Филипа очень занимал ее возраст. Он складывал двадцать и семнадцать, и никак не мог удовлетвориться итогом. Не раз он допрашивал тетю Луизу, почему она думает, что мисс Уилкинсон уже тридцать семь лет: на вид ей не дашь больше тридцати; к тому же, иностранки, как известно, стареют быстрее англичанок, а мисс Уилкинсон так долго жила за границей, что может сойти за иностранку. Лично он не дал бы ей больше двадцати шести.
— Нет, ей куда больше, — отвечала тетя Луиза.
Филип не верил своим дяде и тете. Им помнилось отчетливо лишь то, что мисс Уилкинсон носила косу, когда они жили в Линкольншире. Но ей могло быть тогда лет двенадцать: дело было так давно, а на память священника вообще нельзя было полагаться. Они утверждают, что с тех пор прошло двадцать лет, но люди любят округлять; может быть, прошло всего лет восемнадцать, а то и семнадцать. Семнадцать плюс двенадцать — всего-навсего двадцать девять, а это, черт возьми, еще не старость. Клеопатре было сорок восемь, когда Антоний ради нее отрекся от власти над миром.
Лето было чудесное. Изо дня в день стояла жаркая, безоблачная погода, но зной смягчался близостью моря; от него шла бодрящая свежесть, и августовское солнце совсем не утомляло. В саду был бассейн, в нем журчал фонтан и росли лилии, а у самой поверхности воды грелись на солнце золотые рыбки. После обеда Филип и мисс Уилкинсон, захватив из дому пледы и подушки, устраивались на лужайке в тени высокой изгороди из роз.

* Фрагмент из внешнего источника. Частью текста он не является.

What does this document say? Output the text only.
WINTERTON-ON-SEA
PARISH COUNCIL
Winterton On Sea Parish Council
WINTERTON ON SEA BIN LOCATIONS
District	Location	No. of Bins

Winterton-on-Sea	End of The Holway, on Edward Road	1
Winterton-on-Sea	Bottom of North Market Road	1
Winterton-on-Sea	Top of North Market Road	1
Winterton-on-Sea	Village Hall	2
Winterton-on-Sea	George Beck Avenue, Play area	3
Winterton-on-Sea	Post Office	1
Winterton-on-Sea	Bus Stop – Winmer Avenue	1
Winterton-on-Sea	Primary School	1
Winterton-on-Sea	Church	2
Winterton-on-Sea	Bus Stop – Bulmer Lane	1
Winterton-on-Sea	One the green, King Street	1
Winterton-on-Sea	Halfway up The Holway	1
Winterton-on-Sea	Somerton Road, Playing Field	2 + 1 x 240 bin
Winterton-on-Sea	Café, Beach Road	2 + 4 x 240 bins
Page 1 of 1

Там они читали, болтали и курили — священник не выносил табачного дыма; он считал курение отвратительной привычкой и часто повторял к месту и не к месту, что стыдно быть рабом своих привычек. При этом он забывал, что сам был рабом своего пристрастия к чаю.
Однажды мисс Уилкинсон дала Филипу «La vie de Boheme»[32]. Она нашла книгу случайно, роясь в шкафу священника: мистер Кэри купил ее у букиниста заодно с другими книгами и целых десять лет не открывал.
Филип принялся читать увлекательный, плохо написанный и нелепый шедевр Мюрже и сразу почувствовал его обаяние. Его покорила пестрая картина беззаботного недоедания, живописной нужды, не слишком целомудренной, но такой романтической любви и трогательная смесь высоких чувств и обыденного. Родольф и Мими, Мюзетта и Шонар! Одетые в причудливые костюмы времен Луи-Филиппа, они бродят по узким улицам Латинского квартала, находя убежище то в одной, то в другой мансарде, улыбаясь и проливая слезы, беспечные и безрассудные. Кто перед ними устоит? Лишь перечтя эту книгу в зрелости, вы увидите, как грубы их развлечения и пошлы их души, тогда вы почувствуете, как никчемен весь этот веселый хоровод, поймете, до чего ничтожны они как художники и как люди.
Филип бредил этой книгой.
— Разве вы не хотели бы поселиться в Париже вместо Лондона? — спросила мисс Уилкинсон, посмеиваясь над его восхищением.
— Сейчас уже поздно, даже если бы я и хотел, — ответил он.
Целые две недели после того, как он вернулся из Германии, они с дядей обсуждали его будущее. Он окончательно отказался поступать в Оксфорд, и сейчас, когда исчезли все виды на получение стипендии, даже мистер Кэри пришел к выводу, что Филипу это не по средствам. Ему досталось от родителей всего две тысячи фунтов, и, хотя они были помещены в закладные, приносившие пять процентов в год, он не мог свести концы с концами, не трогая основного капитала. Теперь его состояние немного уменьшилось. Было бы глупо целых три года тратить по двести фунтов — университетская жизнь в Оксфорде обошлась бы ему не дешевле — и в конце концов по-прежнему не иметь доходной профессии. Он горел нетерпением отправиться в Лондон. Миссис Кэри считала, что для джентльмена были возможны только четыре профессии: армия, флот, суд и церковь. К этому списку она соглашалась добавить медицину, поскольку ее зять был врачом, но не могла забыть, что в дни ее молодости никто не считал врача джентльменом. Первые две профессии для Филипа были закрыты, а священником он сам наотрез отказывался стать. Оставалась профессия юриста. Местный врач заметил, что многие джентльмены идут теперь в инженеры, но миссис Кэри решительно воспротивилась.